Personal information
- Full name: Leandro Guido Testa
- Date of birth: 24 March 1976 (age 49)
- Place of birth: General Belgrano, Buenos Aires, Argentina
- Height: 1.76 m (5 ft 9+1⁄2 in)
- Position(s): Defender

Team information
- Current team: Estudiantes LP (youth coach)

Senior career*
- Years: Team / Apps / (Gls)
- 1996–2002: Estudiantes LP / 116 / (2)
- 2002–2004: Nueva Chicago / 60 / (1)
- 2004–2005: Arsenal de Sarandí / 4 / (1)
- 2006: Nueva Chicago / 20 / (1)
- 2007–2010: Ferro Carril Oeste / 65 / (1)
- 2010–2013: Nueva Chicago

Managerial career
- 2013: Nueva Chicago (management)
- 2014–: Estudiantes LP (youth)

= Leandro Testa =

Argentine footballer

Leandro Guido Testa (born March 24, 1976, in General Belgrano, Buenos Aires) is a former footballer from Argentina who played as a defender.

==Football career==
Testa started out at Estudiantes de La Plata in 1996. He spent 6 years at the club, making 116 appearances during this period. In 2002, he chose to join Nueva Chicago where he indisputably earned a spot in the starting eleven since his arrival. In June 2004 he transferred to Arsenal de Sarandí, but returned to Chicago the following year after only 4 games played with el viaducto.

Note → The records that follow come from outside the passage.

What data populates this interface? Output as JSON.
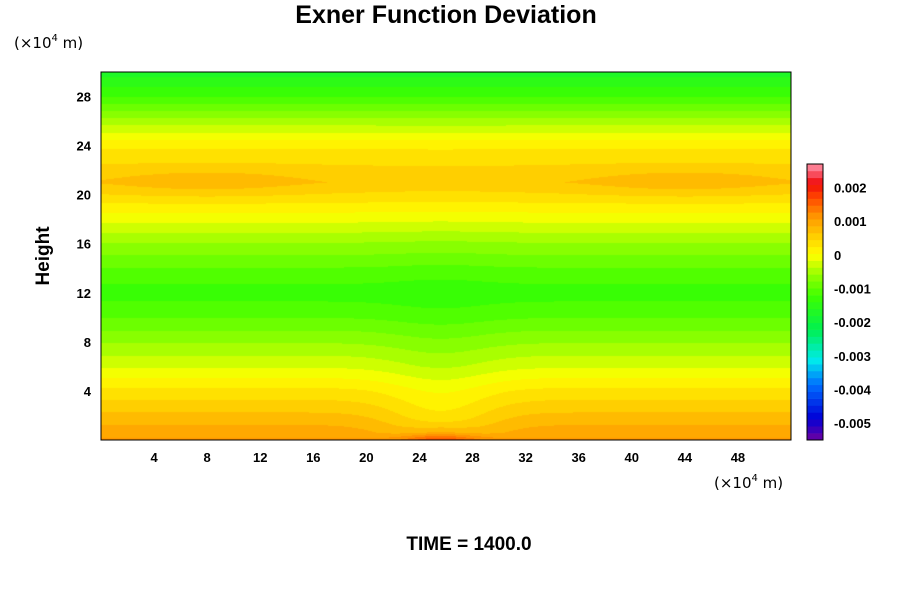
{
  "chart_data": {
    "type": "heatmap",
    "title": "Exner Function Deviation",
    "ylabel": "Height",
    "xlabel": "",
    "x_unit_label": {
      "prefix": "(×10",
      "exp": "4",
      "suffix": " m)"
    },
    "y_unit_label": {
      "prefix": "(×10",
      "exp": "4",
      "suffix": " m)"
    },
    "footer": "TIME = 1400.0",
    "xlim": [
      0,
      52
    ],
    "ylim": [
      0,
      30
    ],
    "x_ticks": [
      4,
      8,
      12,
      16,
      20,
      24,
      28,
      32,
      36,
      40,
      44,
      48
    ],
    "x_tick_labels": [
      "4",
      "8",
      "12",
      "16",
      "20",
      "24",
      "28",
      "32",
      "36",
      "40",
      "44",
      "48"
    ],
    "y_ticks": [
      4,
      8,
      12,
      16,
      20,
      24,
      28
    ],
    "y_tick_labels": [
      "4",
      "8",
      "12",
      "16",
      "20",
      "24",
      "28"
    ],
    "colorbar": {
      "range": [
        -0.0055,
        0.0027
      ],
      "ticks": [
        0.002,
        0.001,
        0,
        -0.001,
        -0.002,
        -0.003,
        -0.004,
        -0.005
      ],
      "tick_labels": [
        "0.002",
        "0.001",
        "0",
        "-0.001",
        "-0.002",
        "-0.003",
        "-0.004",
        "-0.005"
      ]
    },
    "vertical_profile": {
      "height": [
        0,
        1,
        2,
        3,
        4,
        6,
        8,
        10,
        12,
        14,
        16,
        18,
        20,
        21,
        22,
        24,
        26,
        28,
        30
      ],
      "value": [
        0.0011,
        0.0009,
        0.0007,
        0.0005,
        0.0003,
        -0.0002,
        -0.0006,
        -0.001,
        -0.0013,
        -0.001,
        -0.0006,
        -0.0001,
        0.0004,
        0.0006,
        0.0005,
        0.0002,
        -0.0005,
        -0.0012,
        -0.0017
      ]
    },
    "features": {
      "surface_max": {
        "x": 25.6,
        "y": 0,
        "value": 0.0017
      },
      "central_dip": {
        "x": 25.6,
        "height_scale": 5.5,
        "width": 3.0,
        "amplitude": -0.0006
      },
      "upper_side_maxima": {
        "x": [
          8,
          44
        ],
        "y": 21,
        "amplitude": 0.0002
      }
    }
  }
}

In early 2007, Testa signed for Ferro Carril Oeste.

===Coaching career===
In July 2013, after retiring, Testa was appointed in a role at Nueva Chicago's management, as a link between players, coaching staff and leaders. He resigned at the end of the year.

In 2014, Testa began as a youth coach at Estudiantes LP. As of April 2021, Testa was still in the same position.